Some provisions of our charter documents and Delaware law may have anti-takeover effects that could discourage an acquisition of us by others, even if an acquisition would be beneficial to our stockholders and may prevent attempts by our stockholders to replace or remove our current management.

Provisions in our amended and restated certificate of incorporation and bylaws, as well as provisions of Delaware law, could make it more difficult for a third party to acquire us, even if doing so would benefit our stockholders, or remove our current management.  These provisions include:

·                  a board of directors divided into three classes serving staggered three-year terms, such that not all members of the board will be elected at one time;

·                  authorizing the issuance of “blank check” preferred stock, the terms of which may be established and shares of which may be issued without stockholder approval;

·                  limiting the removal of directors by the stockholders;

·                  prohibiting stockholder action by written consent, thereby requiring all stockholder actions to be taken at a meeting of our stockholders;

·                  eliminating the ability of stockholders to call a special meeting of stockholders; and

·                  establishing advance notice requirements for nominations for election to the board of directors or for proposing matters that can be acted upon at stockholder meetings.

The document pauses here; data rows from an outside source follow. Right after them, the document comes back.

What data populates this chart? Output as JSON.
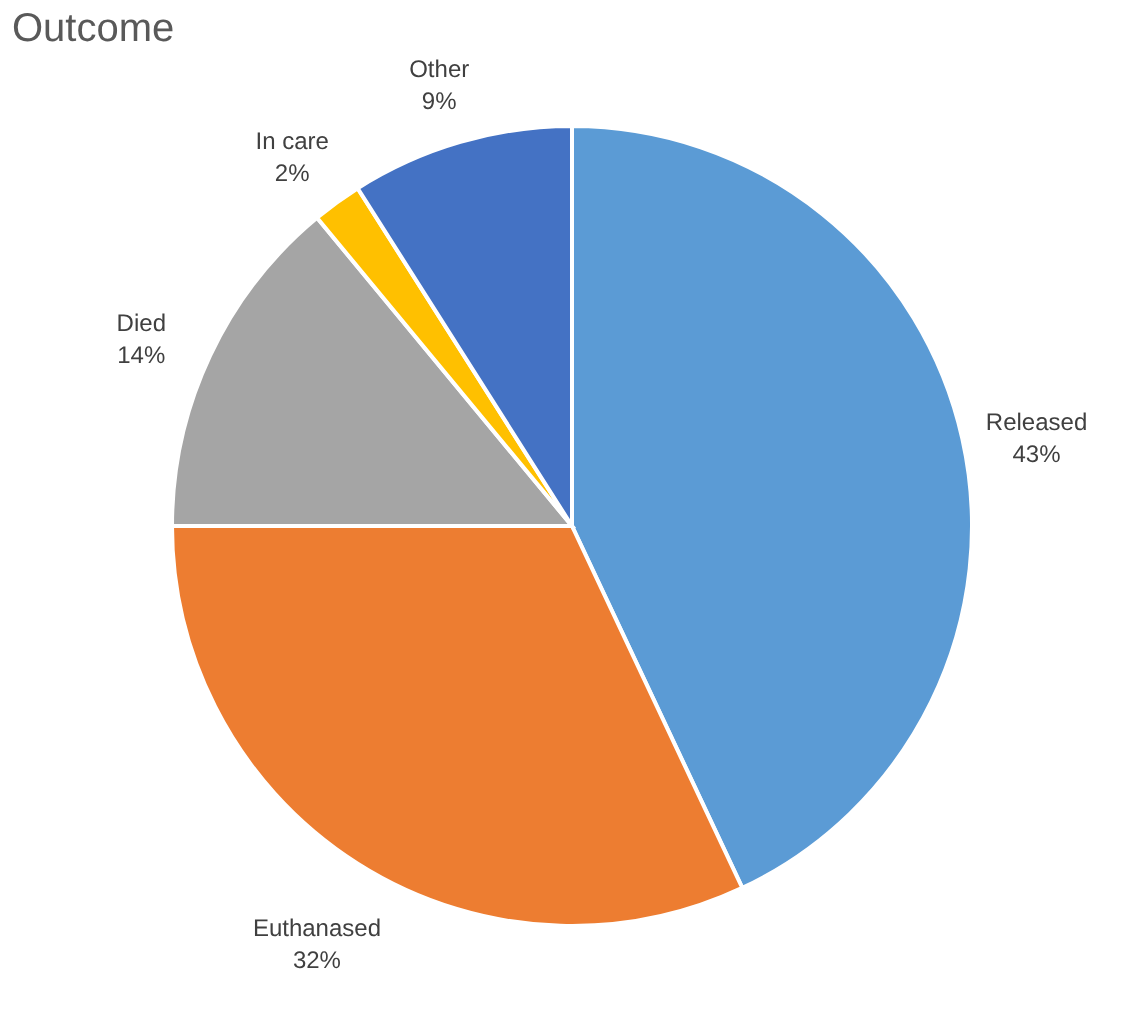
{
  "chart_data": {
    "type": "pie",
    "title": "Outcome",
    "categories": [
      "Released",
      "Euthanased",
      "Died",
      "In care",
      "Other"
    ],
    "values": [
      43,
      32,
      14,
      2,
      9
    ],
    "colors": [
      "#5b9bd5",
      "#ed7d31",
      "#a5a5a5",
      "#ffc000",
      "#4472c4"
    ],
    "value_labels": [
      "43%",
      "32%",
      "14%",
      "2%",
      "9%"
    ],
    "legend": false
  }
}
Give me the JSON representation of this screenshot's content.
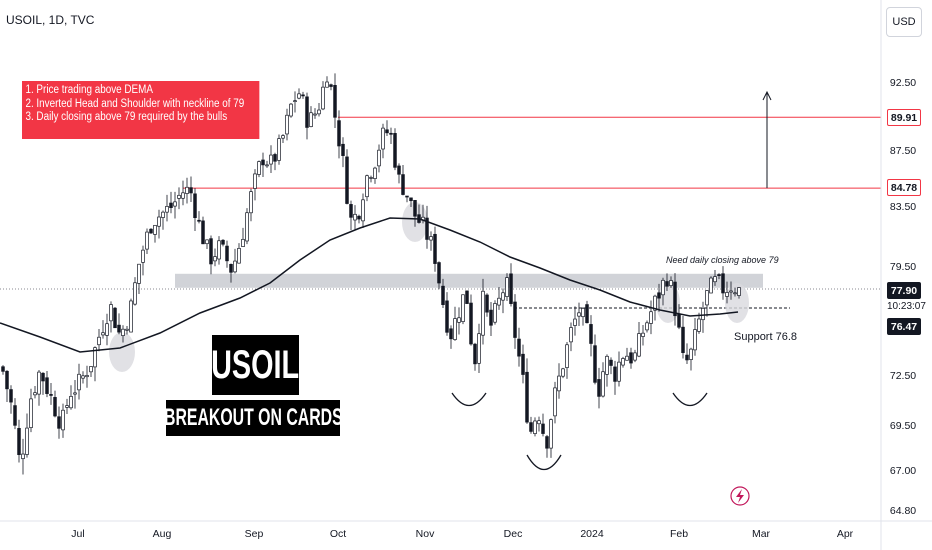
{
  "header": {
    "symbol_title": "USOIL, 1D, TVC",
    "currency": "USD"
  },
  "chart_data": {
    "type": "candlestick",
    "symbol": "USOIL",
    "interval": "1D",
    "source": "TVC",
    "ylim": [
      64.8,
      95.0
    ],
    "x_labels": [
      "Jul",
      "Aug",
      "Sep",
      "Oct",
      "Nov",
      "Dec",
      "2024",
      "Feb",
      "Mar",
      "Apr"
    ],
    "y_ticks": [
      "92.50",
      "87.50",
      "83.50",
      "79.50",
      "72.50",
      "69.50",
      "67.00",
      "64.80"
    ],
    "y_tick_values": [
      92.5,
      87.5,
      83.5,
      79.5,
      72.5,
      69.5,
      67.0,
      64.8
    ],
    "price_tags": [
      {
        "label": "89.91",
        "value": 89.91,
        "style": "red-outline"
      },
      {
        "label": "84.78",
        "value": 84.78,
        "style": "red-outline"
      },
      {
        "label": "77.90",
        "value": 77.9,
        "style": "dark",
        "countdown": "10:23:07"
      },
      {
        "label": "76.47",
        "value": 76.47,
        "style": "dark"
      }
    ],
    "horizontal_levels": [
      {
        "value": 89.91,
        "color": "#f23645",
        "style": "solid"
      },
      {
        "value": 84.78,
        "color": "#f23645",
        "style": "solid"
      },
      {
        "value": 76.8,
        "color": "#131722",
        "style": "dashed"
      },
      {
        "value": 77.9,
        "color": "#131722",
        "style": "dotted"
      }
    ],
    "neckline_zone": {
      "from": 78.1,
      "to": 79.0
    },
    "dema_line_color": "#131722",
    "up_color": "#131722",
    "down_color": "#131722",
    "notes": [
      "1. Price trading above DEMA",
      "2. Inverted Head and Shoulder with neckline of 79",
      "3. Daily closing above 79 required by the bulls"
    ],
    "annotations": {
      "need_closing": "Need daily closing above 79",
      "support": "Support 76.8"
    },
    "badges": {
      "title": "USOIL",
      "subtitle": "BREAKOUT ON CARDS"
    },
    "colors": {
      "accent_red": "#f23645",
      "zone_gray": "#c9cbd1",
      "highlight_circle": "#d9dadf",
      "lightning_icon": "#c2185b"
    }
  }
}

These provisions may frustrate or prevent any attempts by our stockholders to replace or remove our current management by making it more difficult for stockholders to replace members of our board of directors, which is responsible for appointing the members of our management.  In addition, we are subject to Section 203 of the

Delaware General Corporation Law, which generally prohibits a Delaware corporation from engaging in any of a broad range of business combinations with a stockholder owning 15% or more of our outstanding voting stock for a period of three years following the date on which the stockholder became an interested stockholder, unless such transactions are approved by our board of directors.  This provision could have the effect of delaying or preventing a change of control, whether or not it is desired by or beneficial to our stockholders.  Such a delay or prevention of a change of control transaction could cause the market price of our stock to decline.